I learned to trust my gut feeling when it came to judging people. I found that all these long-buried skills, which we all possess, were slowly getting stronger. Before I left there, I’d even found myself in a Bollywood movie.
I needed to travel north, but I wanted to see Panaji, the capital of Goa, and for the first time caught an overnight bus. Imagine a double decker painted bright yellow, with homemade reclining seats. I was allocated a window seat that reclined so far back my feet were above my head.
As we rattled our way along the bumpy Indian roads in the pitch black, any ‘comfort’ stops were made at the side of the road and each time at least one person came back with cuts and grazes, having fallen down a ditch. But we made it to Goa.
Those who had the top deck fared best, as most were enjoying some ‘happy baccy’.
From Goa, I found my way by bus, train, taxi and rickshaw to the ancient caves at Ellora and also to those at Ajanta. At the Ajanta Caves I was adopted by a taxi driver who decided that, as I was older than his mother, I needed looking after.
I suspiciously thought he just wanted to overcharge me for each ride, but how wrong I was. It was another lesson learned: to trust my own judgement and not go by the alarmist stories you hear. I was so proud of myself.
I had not only achieved my first trip alone, but had managed all my travel arrangements, even come to grips with the bureaucratic purchasing of train tickets and, finally, with just two days before my return flight, made it to Mumbai, arriving in the early hours at that wonderful carved stone-and-marble railway station six weeks after setting out. I felt great.
I subsequently returned to India on several occasions, sometimes alone, sometimes not. I also travelled along the Silk Road. Starting in Istanbul, I crossed Turkey, Syria, Iran and Turkmenistan with its bizarre capital, Ashgabat, then travelled on to Uzbekistan, Tajikistan and China, where I visited the largest Silk Road market in the world at Kashgar, before crossing into Pakistan at the highest paved border crossing in the world.
I made many friends along the way. Sometimes I joined up with people who were going my way for a few days or a week or two, such as the young man with whom I shared the hire of a car to cross the Pamir Mountains.
I have wonderful memories of many people: the Sikh man who, without my knowing, kept an eye on me during a three-hour wait at an Indian railway station and who, when I nearly boarded the wrong train, gently took my arm and shook his head; the lady on a bus journey in Iran who planted a large bag of sweets on my lap; and the student in Syria who waited 20 minutes with me to ensure I caught the right bus and that the driver knew where to let me off. I have a well of such memories.

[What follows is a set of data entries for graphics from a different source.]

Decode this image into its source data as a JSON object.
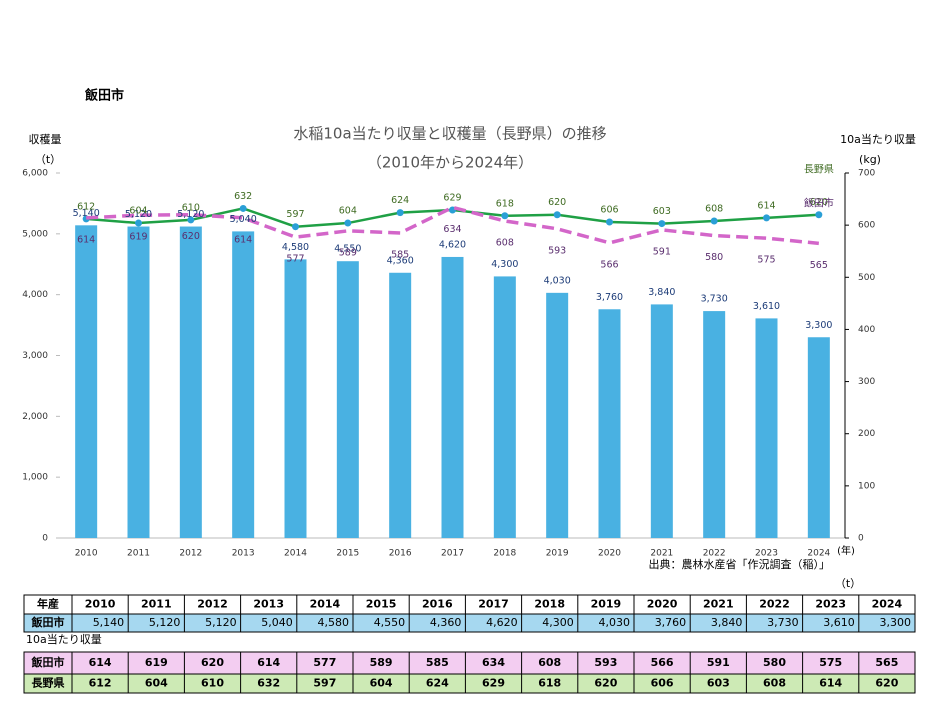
{
  "heading": "飯田市",
  "chart_data": {
    "type": "bar",
    "title": "水稲10a当たり収量と収穫量（長野県）の推移",
    "subtitle": "（2010年から2024年）",
    "y_label": "収穫量",
    "y_unit": "（t）",
    "y2_label": "10a当たり収量",
    "y2_unit": "(kg)",
    "x_unit": "(年)",
    "source": "出典：農林水産省「作況調査（稲）」",
    "categories": [
      "2010",
      "2011",
      "2012",
      "2013",
      "2014",
      "2015",
      "2016",
      "2017",
      "2018",
      "2019",
      "2020",
      "2021",
      "2022",
      "2023",
      "2024"
    ],
    "series": [
      {
        "name": "飯田市",
        "type": "bar",
        "color": "#49b1e2",
        "label_position": "above",
        "values": [
          5140,
          5120,
          5120,
          5040,
          4580,
          4550,
          4360,
          4620,
          4300,
          4030,
          3760,
          3840,
          3730,
          3610,
          3300
        ],
        "value_labels": [
          "5,140",
          "5,120",
          "5,120",
          "5,040",
          "4,580",
          "4,550",
          "4,360",
          "4,620",
          "4,300",
          "4,030",
          "3,760",
          "3,840",
          "3,730",
          "3,610",
          "3,300"
        ]
      },
      {
        "name": "長野県",
        "type": "line",
        "axis": "y2",
        "color": "#1fa045",
        "line_style": "solid",
        "markers": true,
        "label_position": "above",
        "values": [
          612,
          604,
          610,
          632,
          597,
          604,
          624,
          629,
          618,
          620,
          606,
          603,
          608,
          614,
          620
        ]
      },
      {
        "name": "飯田市",
        "type": "line",
        "axis": "y2",
        "color": "#d366c9",
        "line_style": "dashed",
        "markers": false,
        "label_position": "below",
        "values": [
          614,
          619,
          620,
          614,
          577,
          589,
          585,
          634,
          608,
          593,
          566,
          591,
          580,
          575,
          565
        ]
      }
    ],
    "ylim": [
      0,
      6000
    ],
    "yticks": [
      0,
      {
        "value": 1000,
        "label": "1,000"
      },
      {
        "value": 2000,
        "label": "2,000"
      },
      {
        "value": 3000,
        "label": "3,000"
      },
      {
        "value": 4000,
        "label": "4,000"
      },
      {
        "value": 5000,
        "label": "5,000"
      },
      {
        "value": 6000,
        "label": "6,000"
      }
    ],
    "y2lim": [
      0,
      700
    ],
    "y2ticks": [
      0,
      100,
      200,
      300,
      400,
      500,
      600,
      700
    ]
  },
  "table": {
    "corner": "年産",
    "unit": "（t）",
    "yield_caption": "10a当たり収量"
  }
}
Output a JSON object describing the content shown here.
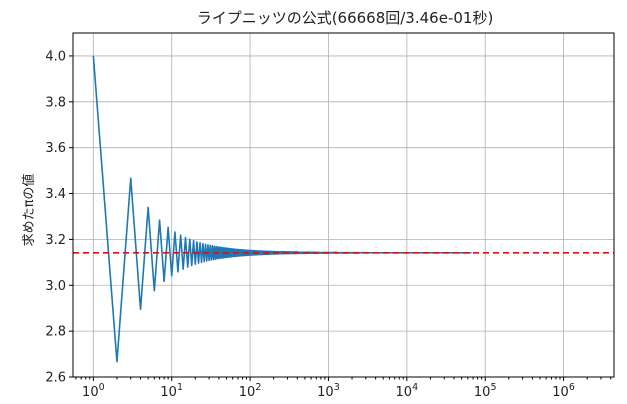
{
  "chart_data": {
    "type": "line",
    "title": "ライプニッツの公式(66668回/3.46e-01秒)",
    "xlabel": "",
    "ylabel": "求めたπの値",
    "x_scale": "log",
    "xlim": [
      0.55,
      4400000
    ],
    "ylim": [
      2.6,
      4.1
    ],
    "x_ticks": [
      {
        "base": "10",
        "exp": "0"
      },
      {
        "base": "10",
        "exp": "1"
      },
      {
        "base": "10",
        "exp": "2"
      },
      {
        "base": "10",
        "exp": "3"
      },
      {
        "base": "10",
        "exp": "4"
      },
      {
        "base": "10",
        "exp": "5"
      },
      {
        "base": "10",
        "exp": "6"
      }
    ],
    "y_ticks": [
      "2.6",
      "2.8",
      "3.0",
      "3.2",
      "3.4",
      "3.6",
      "3.8",
      "4.0"
    ],
    "grid": true,
    "series": [
      {
        "type": "line",
        "color": "#1f77b4",
        "n_terms": 66668,
        "x": [
          1,
          2,
          3,
          4,
          5,
          6,
          7,
          8,
          9,
          10,
          11,
          12,
          13,
          14,
          15,
          16,
          17,
          18,
          19,
          20,
          30,
          50,
          100,
          1000,
          10000,
          66668
        ],
        "y": [
          4.0,
          2.667,
          3.467,
          2.895,
          3.34,
          2.976,
          3.284,
          3.017,
          3.252,
          3.042,
          3.232,
          3.058,
          3.218,
          3.071,
          3.208,
          3.079,
          3.2,
          3.086,
          3.194,
          3.092,
          3.108,
          3.122,
          3.132,
          3.141,
          3.1415,
          3.1416
        ]
      },
      {
        "type": "hline",
        "color": "#ff0000",
        "style": "dashed",
        "y": 3.14159
      }
    ]
  }
}
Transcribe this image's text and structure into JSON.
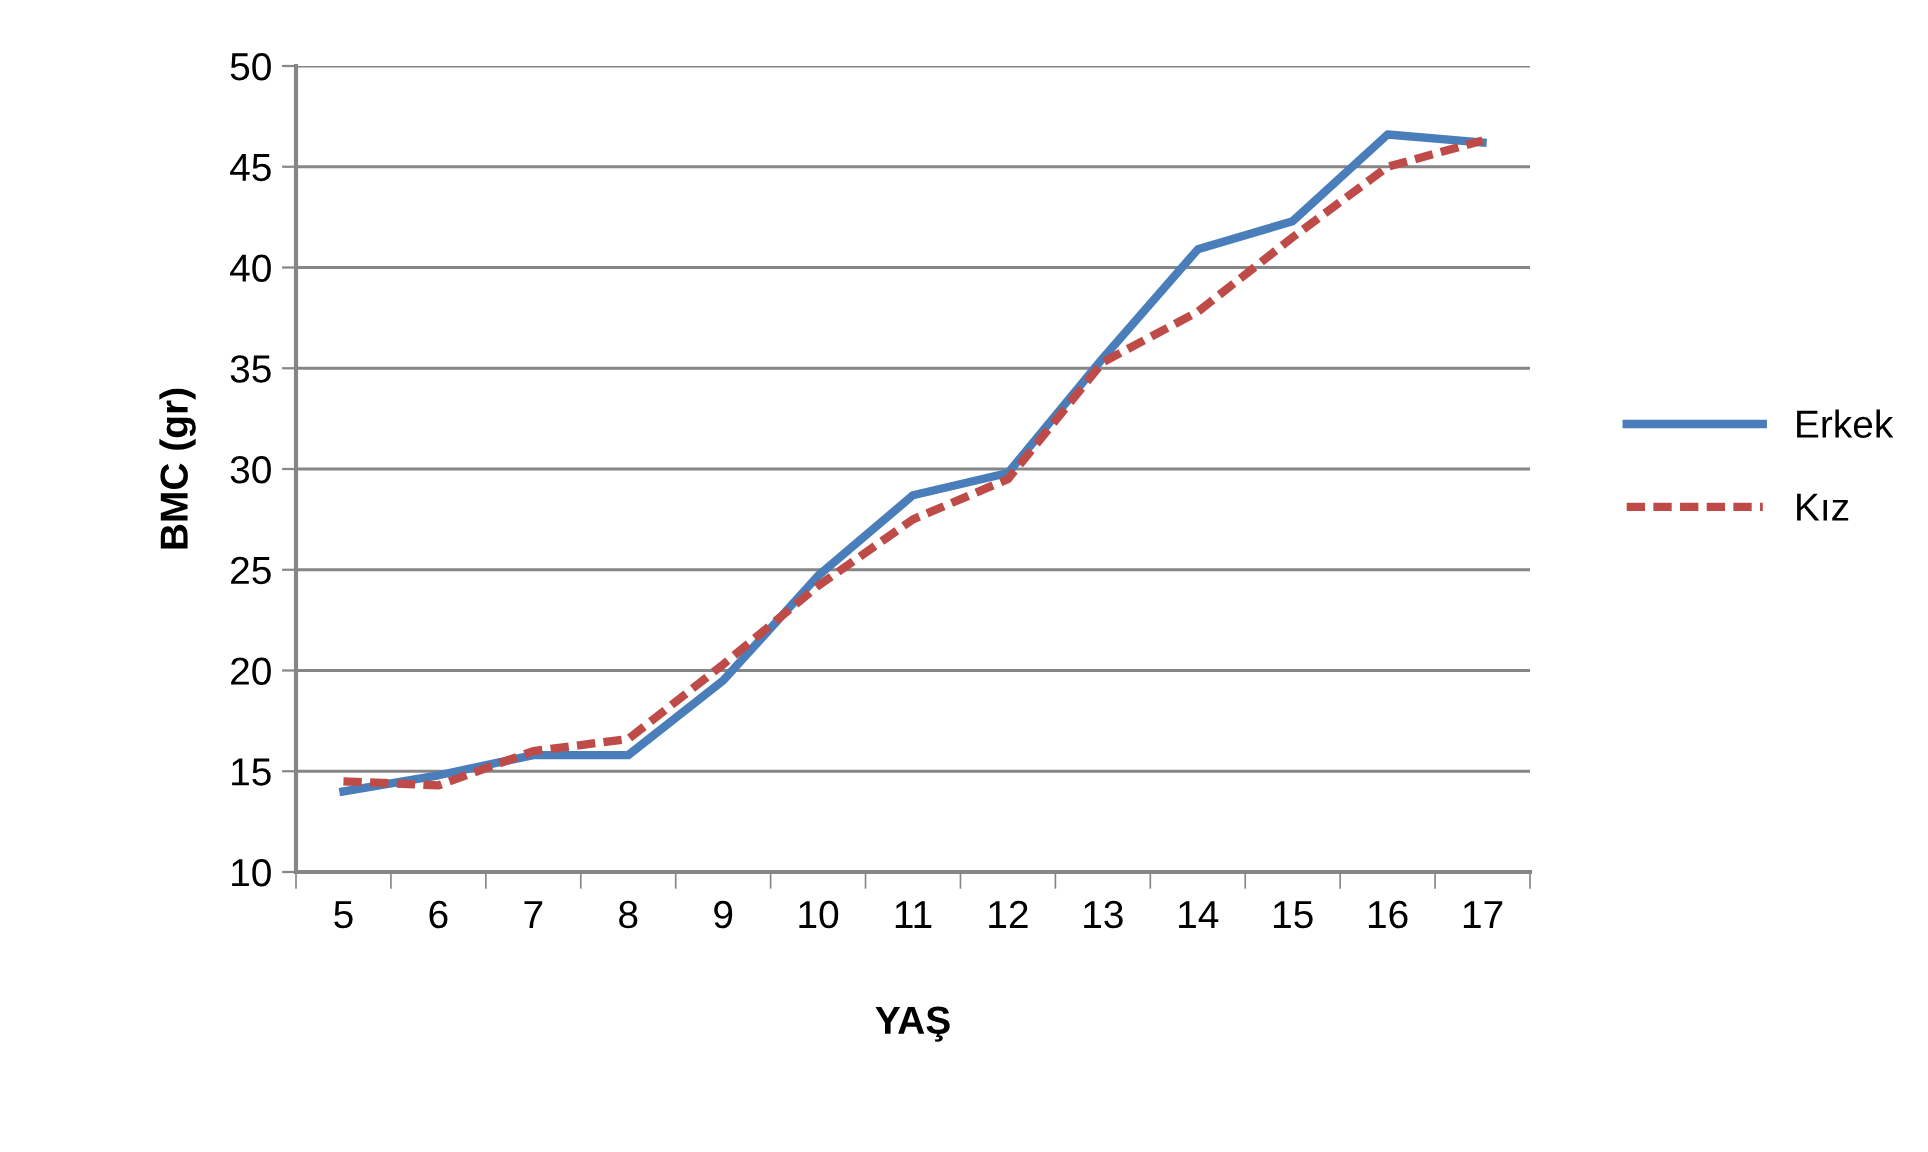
{
  "chart_data": {
    "type": "line",
    "xlabel": "YAŞ",
    "ylabel": "BMC (gr)",
    "categories": [
      "5",
      "6",
      "7",
      "8",
      "9",
      "10",
      "11",
      "12",
      "13",
      "14",
      "15",
      "16",
      "17"
    ],
    "series": [
      {
        "name": "Erkek",
        "color": "#4a7ebb",
        "line_style": "solid",
        "values": [
          14.0,
          14.8,
          15.8,
          15.8,
          19.5,
          24.7,
          28.7,
          29.8,
          35.5,
          40.9,
          42.3,
          46.6,
          46.2
        ]
      },
      {
        "name": "Kız",
        "color": "#be4b48",
        "line_style": "dashed",
        "values": [
          14.5,
          14.3,
          16.0,
          16.6,
          20.3,
          24.2,
          27.5,
          29.5,
          35.3,
          37.8,
          41.5,
          45.0,
          46.3
        ]
      }
    ],
    "ylim": [
      10,
      50
    ],
    "yticks": [
      10,
      15,
      20,
      25,
      30,
      35,
      40,
      45,
      50
    ],
    "grid": "y",
    "legend": "right",
    "marker": "none"
  }
}
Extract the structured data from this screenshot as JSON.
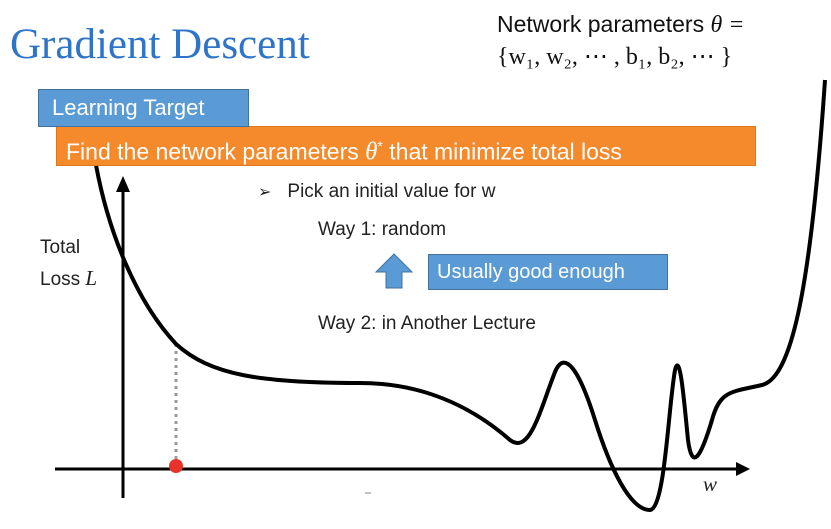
{
  "slide": {
    "title": "Gradient Descent",
    "params_line1": "Network parameters",
    "params_theta": "θ =",
    "params_line2": "{w₁, w₂, ⋯ , b₁, b₂, ⋯ }"
  },
  "learning_target": {
    "label": "Learning Target",
    "banner_before": "Find the network parameters ",
    "banner_theta": "θ",
    "banner_star": "*",
    "banner_after": " that minimize total loss"
  },
  "steps": {
    "bullet": "Pick an initial value for w",
    "way1": "Way 1: random",
    "note": "Usually good enough",
    "way2": "Way 2: in Another Lecture"
  },
  "axes": {
    "ylabel_line1": "Total",
    "ylabel_line2": "Loss",
    "ylabel_symbol": "L",
    "xlabel": "w"
  },
  "colors": {
    "title": "#2e75c9",
    "box_blue": "#5b9bd5",
    "banner_orange": "#f58a2c",
    "curve": "#000000",
    "initial_point": "#e8322a",
    "dotted_guide": "#999999"
  },
  "icons": {
    "bullet": "arrowhead-bullet-icon",
    "up_arrow": "up-arrow-icon",
    "initial_point": "red-dot-marker"
  }
}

In northern Pakistan, I met a young jeep driver. The following year, I returned to live with his extended family for a month, teaching at the local school, before taking two months to travel through every valley between Afghanistan and Kashmir. We all know old sayings like, ‘Life isn’t a rehearsal,’ and looking back I now realise that whenever I made myself do something that scared me, it always turned out to be the best experience ever.
Travelling alone is one of them. I can’t deny it can be lonely, but travelling with the wrong person is far, far worse. After years of being a daughter, wife, mother and granny, I am now me. If people aren’t going my way, I know I can happily go on my own.
At 73, I must confess that it’s time to retire my beloved rucksack and get something on wheels, but so long as I have a good guidebook and a water heater to make a cup of coffee, there’s nothing that can stop me.